Overall the tax would generate €32bn (£27bn) in revenue a year.
The Tapp Coalition said about half of this should be given to help farmers move their production away from meat, which could increase individual farm incomes by thousands of euros per year.
The rest should be used to reduce the cost of fruit and vegetables, support poorer families and help developing countries deal with the climate crisis.
The proposal to be debated calls for the new pricing model be included in the European Green Deal and Farm to Fork Strategy., which, if adopted, would apply to EU member states from 2022.
In comments quoted by UK Meat Management magazine, Nick Allen, the chief executive of the British Meat Processors Association (BMPA), said it was disappointing the European Parliament was considering the proposal.
“It is really sad that the European Parliament does not recognise that this is one of the best parts of the world to produce meat with the lowest environmental impact,” he said.
“A meat tax does not make sense; it merely puts up the price of all food and the poorer people in the community will suffer.

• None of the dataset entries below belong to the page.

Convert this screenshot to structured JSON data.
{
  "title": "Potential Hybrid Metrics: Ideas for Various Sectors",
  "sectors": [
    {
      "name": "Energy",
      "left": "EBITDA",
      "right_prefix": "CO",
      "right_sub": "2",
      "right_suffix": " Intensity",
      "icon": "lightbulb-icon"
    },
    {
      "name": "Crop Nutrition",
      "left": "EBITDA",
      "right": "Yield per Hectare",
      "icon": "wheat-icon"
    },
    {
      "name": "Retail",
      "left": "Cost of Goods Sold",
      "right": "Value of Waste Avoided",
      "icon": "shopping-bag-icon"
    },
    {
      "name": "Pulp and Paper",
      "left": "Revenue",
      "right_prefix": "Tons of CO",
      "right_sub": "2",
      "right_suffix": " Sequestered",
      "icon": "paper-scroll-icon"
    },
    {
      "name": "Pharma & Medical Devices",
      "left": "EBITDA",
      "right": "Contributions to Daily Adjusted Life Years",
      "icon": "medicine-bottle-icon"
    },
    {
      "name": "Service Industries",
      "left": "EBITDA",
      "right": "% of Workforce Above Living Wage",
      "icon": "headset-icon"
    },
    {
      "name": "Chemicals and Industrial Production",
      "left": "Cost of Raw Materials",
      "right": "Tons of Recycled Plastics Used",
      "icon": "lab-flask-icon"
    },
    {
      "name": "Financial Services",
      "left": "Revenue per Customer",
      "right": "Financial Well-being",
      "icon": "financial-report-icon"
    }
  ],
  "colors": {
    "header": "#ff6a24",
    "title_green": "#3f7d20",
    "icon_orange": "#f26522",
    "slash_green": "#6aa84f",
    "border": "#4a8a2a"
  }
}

“At the same time, it will probably encourage production of meat in other parts of the world where it will have a greater environmental impact.”
Association of Independent Meat Suppliers said the proposal would not achieve what it was intended to achieve.
“The proposed blunt weapon of tax on meat would not reward environmentally responsible production systems,” Norman Bagley, Head of Policy at AIMS, said.
“It instead appears to be saying all livestock farming is bad and needs to be taxed in order to drive up prices for the consumer who in turn may then reduce consumption.
“As ever with the EU it is simply a collection of ‘ifs, buts and maybes’ rather than a well thought through plan that is fair to all farmers.”
Tapp Coalition spokesperson Philip Mansbridge, executive director of ProVeg, one of the coalition members, told EU media the meat tax is urgently needed.
“The time has come for us to act decisively with policy on the environmental consequences of animal protein, the price of which has been kept artificially low for far too long,” he said.
“Here we have a solution that is fair for farmers and supports the transition to a more plant-based food system that we so urgently need if we are serious about mitigating climate change.”
An economic report based on research from CE Delft university in the Netherlands said the prices of beef, pork and chicken would need to increase by €0.47 (40p, €0.36 (31p) and €0.17 (14p) per 100g respectively to cover the costs of greenhouse gas emissions, other air and water pollution, and losses of wildlife associated with livestock production
The CE Delft report suggested the proposed meat tax will lead to a reduction of up to 120 million tons of CO2 each year.
This represented 3 percent of all EU greenhouse gas emissions.
Tapp Coalition members said Europeans eat roughly 50 percent more meat than is recommended in dietary health guidelines, ad imposing the tax would save billions of euros annually in lower healthcare costs.